Where I don't really see a lot to optimize. Do you have any idea how to make this code more performant without going C ?
推荐答案
查看您的代码,看起来您的主要问题是您的代码行被调用了 2560000 次.无论您在该代码中做什么类型的工作,这往往会花费大量时间.但是,使用 numpy,您可以将大量工作聚合到少量 numpy 调用中.
Looking at your code, it looks like your main problem is that you have lines of code that are being called 2560000 times. That will tend to take a lot of time regardless what kind of work you are doing in that code. However, using numpy, you can aggregate alot of this work into a small number of numpy calls.
首先要做的是将光线组合成大阵列.与其使用具有 1x3 原点和方向向量的 Ray 对象,不如使用 Nx3 阵列,该阵列具有命中检测所需的所有光线.您的命中函数的顶部最终将如下所示:
The first thing to do is to combine your rays together into large arrays. Instead of using a Ray object that has 1x3 vectors for origin and direction use Nx3 arrays that have all of the rays you need for the hit detection. The top of your hit function will end up looking like this:
temp = rays.origin - self.center
b = 2.0 * numpy.sum(temp * rays.direction,1)
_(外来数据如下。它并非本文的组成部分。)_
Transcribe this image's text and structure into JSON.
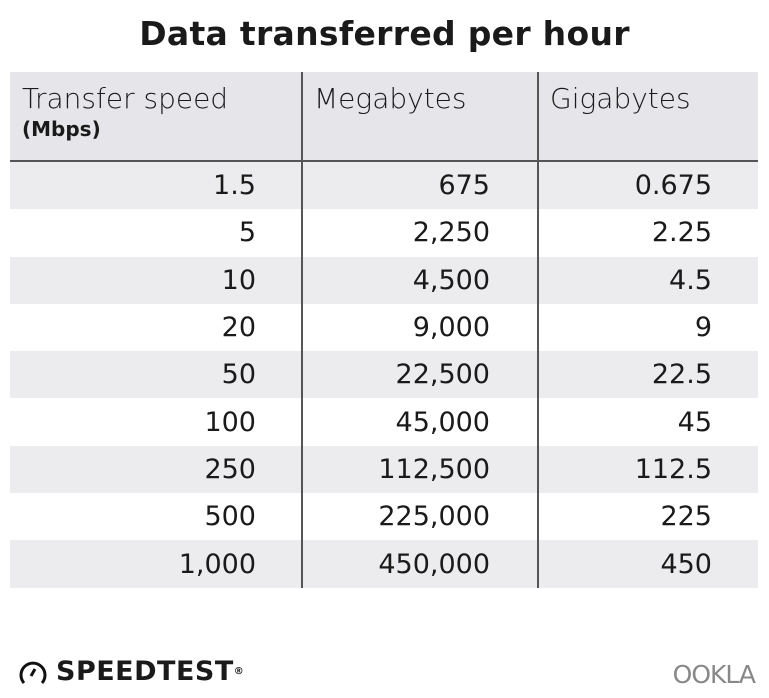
{
  "chart_data": {
    "type": "table",
    "title": "Data transferred per hour",
    "columns": [
      {
        "label": "Transfer speed",
        "sublabel": "(Mbps)"
      },
      {
        "label": "Megabytes"
      },
      {
        "label": "Gigabytes"
      }
    ],
    "rows": [
      [
        "1.5",
        "675",
        "0.675"
      ],
      [
        "5",
        "2,250",
        "2.25"
      ],
      [
        "10",
        "4,500",
        "4.5"
      ],
      [
        "20",
        "9,000",
        "9"
      ],
      [
        "50",
        "22,500",
        "22.5"
      ],
      [
        "100",
        "45,000",
        "45"
      ],
      [
        "250",
        "112,500",
        "112.5"
      ],
      [
        "500",
        "225,000",
        "225"
      ],
      [
        "1,000",
        "450,000",
        "450"
      ]
    ],
    "colors": {
      "header_bg": "#e6e6ea",
      "stripe_bg": "#ececee",
      "rule": "#555555"
    }
  },
  "branding": {
    "left": "SPEEDTEST",
    "left_mark": "®",
    "right": "OOKLA"
  }
}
c = numpy.sum(numpy.square(temp), 1) - self.radius * self.radius
disc = b * b - 4.0 * c
对于下一部分,您可以使用
For the next part you can use
possible_hits = numpy.where(disc >= 0.0)
a = a[possible_hits]
disc = disc[possible_hits]
...
仅继续使用通过判别式测试的值.通过这种方式,您可以轻松获得数量级的性能提升.
to continue with just the values that pass the discriminant test. You can easily get orders of magnitude performance improvements this way.
这篇关于提高光线追踪命中功能的性能的文章就介绍到这了,希望我们推荐的答案对大家有所帮助,也希望大家多多支持IT屋!